We are also pleased to see our interventions being mentioned within Parliament. Between April 2022 and March 2023 our interventions were referenced on 12 separate occasions; 10 times in Westminster and twice in the Scottish Parliament. We were also contacted by members of parliament on 16 occasions to raise their concerns with how data are used and produced.
As an organisation we also continue to grow and learn, seeking to improve where we can. We have invested in our casework function, growing the casework team from one person to three people, recognising the importance of casework and our ability to respond to concerns. That said, it is important to note that looking into cases also draws on the wider team within OSR as each case is considered by the appropriate subject domain to provide appropriate briefing when making a judgement. This will be particularly important in ensuring OSR is sufficiently prepared to support the statistical system during the next general election.
We remain open to feedback from our stakeholders about how we can improve, be this on an individual case bases or at a process level. Our case study example explores how we responded to concerns raised following our assessment of the COVID Infection Survey.
Case study – Independent Review of the Covid Infection Survey
Concerns were raised with us by the Better Statistics CIC about the Covid Infection Survey (CIS) and our approach to reviewing the CIS in 2022. In line with our expectations of statistics producers, we sought external review of our approach by commissioning an independent review. The review, led by Professor Patrick Sturgis of the London School of Economics, examined the methodological approach of the CIS, reviewed alternative approaches that could have been taken and assessed their suitability compared to the approach that was taken. In addition, we requested that the review determine whether OSR had appropriately assessed the CIS and if this review remains fit for purpose.

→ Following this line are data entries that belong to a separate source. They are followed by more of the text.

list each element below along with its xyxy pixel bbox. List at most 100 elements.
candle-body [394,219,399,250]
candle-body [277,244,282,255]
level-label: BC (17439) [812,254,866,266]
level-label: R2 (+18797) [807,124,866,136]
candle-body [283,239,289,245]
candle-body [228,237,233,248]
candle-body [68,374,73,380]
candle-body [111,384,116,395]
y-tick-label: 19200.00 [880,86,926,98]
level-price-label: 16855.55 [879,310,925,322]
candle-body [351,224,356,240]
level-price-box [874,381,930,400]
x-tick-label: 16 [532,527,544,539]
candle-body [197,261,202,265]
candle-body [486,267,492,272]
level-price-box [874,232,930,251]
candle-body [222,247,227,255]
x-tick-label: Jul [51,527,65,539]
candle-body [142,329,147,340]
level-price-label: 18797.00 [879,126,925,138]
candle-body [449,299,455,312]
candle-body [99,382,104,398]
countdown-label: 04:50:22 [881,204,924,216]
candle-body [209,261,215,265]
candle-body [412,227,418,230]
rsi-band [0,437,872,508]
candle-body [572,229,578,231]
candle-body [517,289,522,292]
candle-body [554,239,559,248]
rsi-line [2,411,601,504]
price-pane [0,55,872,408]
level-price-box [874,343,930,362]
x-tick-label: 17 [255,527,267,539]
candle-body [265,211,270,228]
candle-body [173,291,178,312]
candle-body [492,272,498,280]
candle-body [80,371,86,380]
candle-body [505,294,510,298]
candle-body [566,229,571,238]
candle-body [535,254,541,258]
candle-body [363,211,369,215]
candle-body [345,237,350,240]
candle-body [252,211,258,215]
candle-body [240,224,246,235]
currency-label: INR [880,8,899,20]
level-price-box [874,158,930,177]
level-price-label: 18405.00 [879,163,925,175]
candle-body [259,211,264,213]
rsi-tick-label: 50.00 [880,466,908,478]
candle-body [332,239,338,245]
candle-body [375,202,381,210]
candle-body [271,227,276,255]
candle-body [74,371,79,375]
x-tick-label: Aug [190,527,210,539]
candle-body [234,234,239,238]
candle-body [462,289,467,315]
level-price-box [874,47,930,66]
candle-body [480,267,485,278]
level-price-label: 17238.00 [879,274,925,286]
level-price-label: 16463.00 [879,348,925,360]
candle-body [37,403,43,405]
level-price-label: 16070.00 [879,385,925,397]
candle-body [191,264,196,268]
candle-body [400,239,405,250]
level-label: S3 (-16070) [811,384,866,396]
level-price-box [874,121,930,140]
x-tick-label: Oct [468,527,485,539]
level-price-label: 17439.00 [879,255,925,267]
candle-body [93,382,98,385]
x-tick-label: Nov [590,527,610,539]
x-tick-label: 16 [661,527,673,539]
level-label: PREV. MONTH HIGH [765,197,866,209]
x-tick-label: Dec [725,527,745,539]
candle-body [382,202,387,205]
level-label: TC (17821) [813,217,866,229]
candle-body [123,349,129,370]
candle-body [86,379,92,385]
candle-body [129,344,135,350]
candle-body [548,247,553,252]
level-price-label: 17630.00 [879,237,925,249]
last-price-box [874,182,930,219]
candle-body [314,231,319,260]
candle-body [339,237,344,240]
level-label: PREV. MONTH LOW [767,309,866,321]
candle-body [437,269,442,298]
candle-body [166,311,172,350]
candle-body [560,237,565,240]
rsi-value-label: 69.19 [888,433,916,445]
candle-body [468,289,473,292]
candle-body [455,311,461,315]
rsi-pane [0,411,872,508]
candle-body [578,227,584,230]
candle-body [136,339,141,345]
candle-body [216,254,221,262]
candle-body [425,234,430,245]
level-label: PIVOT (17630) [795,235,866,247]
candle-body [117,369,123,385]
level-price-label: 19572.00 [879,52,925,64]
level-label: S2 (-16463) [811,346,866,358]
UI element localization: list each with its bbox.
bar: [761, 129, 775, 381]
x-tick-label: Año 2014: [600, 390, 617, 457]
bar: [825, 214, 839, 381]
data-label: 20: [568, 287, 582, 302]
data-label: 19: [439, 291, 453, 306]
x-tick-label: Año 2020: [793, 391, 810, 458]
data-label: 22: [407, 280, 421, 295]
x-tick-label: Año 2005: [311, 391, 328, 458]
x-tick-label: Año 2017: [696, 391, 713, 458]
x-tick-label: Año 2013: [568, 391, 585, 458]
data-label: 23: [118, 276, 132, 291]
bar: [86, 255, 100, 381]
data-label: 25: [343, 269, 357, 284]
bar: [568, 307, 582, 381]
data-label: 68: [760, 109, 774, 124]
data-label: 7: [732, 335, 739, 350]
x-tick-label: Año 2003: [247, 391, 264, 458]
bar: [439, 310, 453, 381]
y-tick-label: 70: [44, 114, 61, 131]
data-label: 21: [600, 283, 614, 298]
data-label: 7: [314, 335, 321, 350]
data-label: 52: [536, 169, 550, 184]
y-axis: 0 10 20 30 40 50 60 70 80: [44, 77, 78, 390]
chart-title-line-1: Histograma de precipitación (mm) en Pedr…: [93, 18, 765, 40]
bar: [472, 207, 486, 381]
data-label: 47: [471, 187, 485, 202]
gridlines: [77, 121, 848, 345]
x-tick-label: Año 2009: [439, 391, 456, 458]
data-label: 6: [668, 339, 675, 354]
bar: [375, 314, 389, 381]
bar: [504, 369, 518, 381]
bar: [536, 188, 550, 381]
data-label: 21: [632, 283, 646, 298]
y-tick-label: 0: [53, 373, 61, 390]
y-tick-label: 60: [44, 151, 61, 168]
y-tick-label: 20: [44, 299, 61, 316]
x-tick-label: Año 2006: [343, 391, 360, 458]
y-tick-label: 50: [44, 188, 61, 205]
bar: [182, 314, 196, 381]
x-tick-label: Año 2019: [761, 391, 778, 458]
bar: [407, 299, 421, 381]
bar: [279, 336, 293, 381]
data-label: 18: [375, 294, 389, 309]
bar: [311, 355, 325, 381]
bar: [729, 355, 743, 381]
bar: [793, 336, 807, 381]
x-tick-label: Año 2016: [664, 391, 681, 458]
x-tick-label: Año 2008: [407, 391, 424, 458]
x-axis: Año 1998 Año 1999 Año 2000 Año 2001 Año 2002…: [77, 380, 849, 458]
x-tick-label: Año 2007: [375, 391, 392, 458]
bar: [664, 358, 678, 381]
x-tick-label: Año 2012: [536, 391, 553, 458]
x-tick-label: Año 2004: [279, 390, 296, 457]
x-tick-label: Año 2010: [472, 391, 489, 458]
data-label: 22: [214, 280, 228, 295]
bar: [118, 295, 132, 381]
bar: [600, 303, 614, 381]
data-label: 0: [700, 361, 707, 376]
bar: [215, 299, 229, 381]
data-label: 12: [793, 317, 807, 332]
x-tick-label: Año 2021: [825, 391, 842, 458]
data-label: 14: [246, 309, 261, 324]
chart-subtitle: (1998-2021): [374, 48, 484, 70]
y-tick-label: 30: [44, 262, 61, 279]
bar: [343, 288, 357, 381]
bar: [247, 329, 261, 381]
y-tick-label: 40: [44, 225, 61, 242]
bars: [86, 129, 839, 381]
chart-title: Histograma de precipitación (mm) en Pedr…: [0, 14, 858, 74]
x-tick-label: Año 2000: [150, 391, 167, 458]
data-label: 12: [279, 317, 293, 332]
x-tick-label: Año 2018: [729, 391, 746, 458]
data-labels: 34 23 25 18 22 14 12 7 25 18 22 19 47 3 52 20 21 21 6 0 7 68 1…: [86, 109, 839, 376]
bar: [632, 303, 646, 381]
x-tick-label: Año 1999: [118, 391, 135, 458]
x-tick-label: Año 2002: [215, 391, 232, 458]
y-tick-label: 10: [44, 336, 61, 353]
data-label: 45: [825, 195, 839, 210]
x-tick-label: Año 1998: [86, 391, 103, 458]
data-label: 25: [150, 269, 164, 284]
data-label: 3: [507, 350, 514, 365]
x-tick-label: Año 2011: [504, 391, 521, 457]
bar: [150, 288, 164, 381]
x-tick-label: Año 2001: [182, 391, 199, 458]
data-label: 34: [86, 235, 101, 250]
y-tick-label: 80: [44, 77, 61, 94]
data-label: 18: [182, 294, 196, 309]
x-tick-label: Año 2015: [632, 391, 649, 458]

Sturgis’ review concluded that the design, fieldwork implementation and estimation approach of the CIS were of a high standard. It also found that OSR’s review of the CIS in 2022 did a good job of identifying the strengths of the survey as well as noting where improvements were needed. However, it also offered suggestions for a number of improvements for our future regulatory work that we have accepted in full.
Our confidence has increased this year when it comes to deciding on the best action for cases that may not be official statistics. The guiding principle for cases on the border of our remit is whether we can make a positive difference to the statistics in that area. If so, we will do what we can to support and improve data. These cases outside of our remit require extra consideration such as resource, and as such, it is an area that we continue to monitor and discuss internally.
In 2023/24, we will carry out a project to review and identify improvements to the internal process of casework. Our casework management information shows that the mean and median time to respond to cases has increased for the last two years. While this is likely to be impacted by the breadth of topics we are now looking at, there may be elements of the process that we can improve on to reduce the time it takes to close a case. We also plan to look at how we can record casework load by topics, rather than the number of concerns we have received. This will enable us to better understand trends in topic areas and be more timely with our systemic interventions.
When it comes to our expectations for 2023/24, we expect to continue responding to high numbers of casework having already surpassed the total cases we received in quarter one of 2022/23.